In my case "held for moderation" isn't the problem, and I wasn't including URLs in my comment either. The actual message popping up is "looks like you're
using one of the techniques comment-spammers use". I appreciate you need to protect yourself, but why would I appear that way to the filter on one site and not on others? Does no other site use the java script technology?

Tony
January 14, 2013 11:33 AM

The above comment got through but I'm not conscious I fixed anything. We'll see how it goes from here on.

Ken B
January 15, 2013 7:34 AM

While I don't get any popup telling me it looks like it might be spam, I have noticed that upon submitting my comment, it doesn't appear.

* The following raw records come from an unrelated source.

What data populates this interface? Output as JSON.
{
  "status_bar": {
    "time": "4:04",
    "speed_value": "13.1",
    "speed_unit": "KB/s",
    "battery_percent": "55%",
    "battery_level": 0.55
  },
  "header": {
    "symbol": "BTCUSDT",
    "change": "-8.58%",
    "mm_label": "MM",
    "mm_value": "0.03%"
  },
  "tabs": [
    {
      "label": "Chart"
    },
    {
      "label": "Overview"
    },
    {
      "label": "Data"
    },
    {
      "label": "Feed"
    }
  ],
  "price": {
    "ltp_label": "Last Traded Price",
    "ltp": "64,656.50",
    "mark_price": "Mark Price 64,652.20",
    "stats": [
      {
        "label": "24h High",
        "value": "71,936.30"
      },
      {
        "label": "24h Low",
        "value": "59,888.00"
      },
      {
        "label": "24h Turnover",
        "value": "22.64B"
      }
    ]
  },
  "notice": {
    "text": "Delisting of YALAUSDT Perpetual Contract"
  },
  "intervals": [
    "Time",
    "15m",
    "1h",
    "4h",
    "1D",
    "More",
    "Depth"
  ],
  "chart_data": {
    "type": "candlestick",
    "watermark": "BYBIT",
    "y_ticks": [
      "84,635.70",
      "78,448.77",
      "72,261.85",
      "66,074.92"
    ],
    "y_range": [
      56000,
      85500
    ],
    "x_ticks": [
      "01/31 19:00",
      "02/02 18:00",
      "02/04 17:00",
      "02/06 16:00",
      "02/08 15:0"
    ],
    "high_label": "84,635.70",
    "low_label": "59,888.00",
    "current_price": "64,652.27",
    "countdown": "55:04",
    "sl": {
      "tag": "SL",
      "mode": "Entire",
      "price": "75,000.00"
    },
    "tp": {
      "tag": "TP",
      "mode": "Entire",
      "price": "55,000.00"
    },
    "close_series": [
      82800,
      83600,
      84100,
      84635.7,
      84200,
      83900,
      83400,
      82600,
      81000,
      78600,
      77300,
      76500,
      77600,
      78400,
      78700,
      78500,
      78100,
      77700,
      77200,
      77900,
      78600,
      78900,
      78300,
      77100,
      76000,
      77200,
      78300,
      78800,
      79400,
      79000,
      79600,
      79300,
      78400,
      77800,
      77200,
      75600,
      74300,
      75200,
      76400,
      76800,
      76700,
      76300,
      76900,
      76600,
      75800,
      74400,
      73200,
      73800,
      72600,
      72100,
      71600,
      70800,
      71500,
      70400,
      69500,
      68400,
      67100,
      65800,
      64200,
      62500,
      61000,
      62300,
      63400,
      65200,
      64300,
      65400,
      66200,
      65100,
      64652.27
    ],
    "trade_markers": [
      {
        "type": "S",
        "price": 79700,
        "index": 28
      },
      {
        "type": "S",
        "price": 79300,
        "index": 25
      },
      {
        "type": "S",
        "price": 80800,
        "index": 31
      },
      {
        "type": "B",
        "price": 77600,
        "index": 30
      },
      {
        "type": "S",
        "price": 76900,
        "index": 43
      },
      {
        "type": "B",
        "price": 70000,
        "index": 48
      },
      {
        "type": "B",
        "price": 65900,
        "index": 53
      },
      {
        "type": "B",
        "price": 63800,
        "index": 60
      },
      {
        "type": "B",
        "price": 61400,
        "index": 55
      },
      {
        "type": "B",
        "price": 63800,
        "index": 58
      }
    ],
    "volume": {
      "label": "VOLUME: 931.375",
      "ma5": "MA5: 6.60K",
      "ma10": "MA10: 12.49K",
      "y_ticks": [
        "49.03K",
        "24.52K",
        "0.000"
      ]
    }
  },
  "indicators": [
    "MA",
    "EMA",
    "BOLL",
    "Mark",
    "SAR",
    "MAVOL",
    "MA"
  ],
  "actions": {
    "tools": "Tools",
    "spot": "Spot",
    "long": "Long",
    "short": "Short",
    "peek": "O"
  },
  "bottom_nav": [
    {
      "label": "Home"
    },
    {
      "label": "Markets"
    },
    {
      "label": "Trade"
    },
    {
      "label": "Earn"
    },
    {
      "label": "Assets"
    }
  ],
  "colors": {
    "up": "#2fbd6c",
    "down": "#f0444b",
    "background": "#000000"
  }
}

However, I figured out that it's apparently related to my browser's cache, since pressing F5 to reload the page causes my comment to "magically" appear.

Andrea Stevenson
January 15, 2013 3:01 PM

I while back I posted a comment on AskLeo, and for a while it didn't appear. Since I seen something similar happen... apparently due to the time difference between where I am (Australia) and the American server. So I'm posting this at 10am Australian Eastern Daylight Saving time, out of curiosity to see if there is indeed a delay...

Mark J
January 15, 2013 10:55 PM

@Andrea
It's not a time zone difference. It's just the way posting a comment works. After posting a comment your browser displays the version of the page which is stored on your computer in the browser cache. In that case, you need to refresh the page by clicking F5 in order to see your post.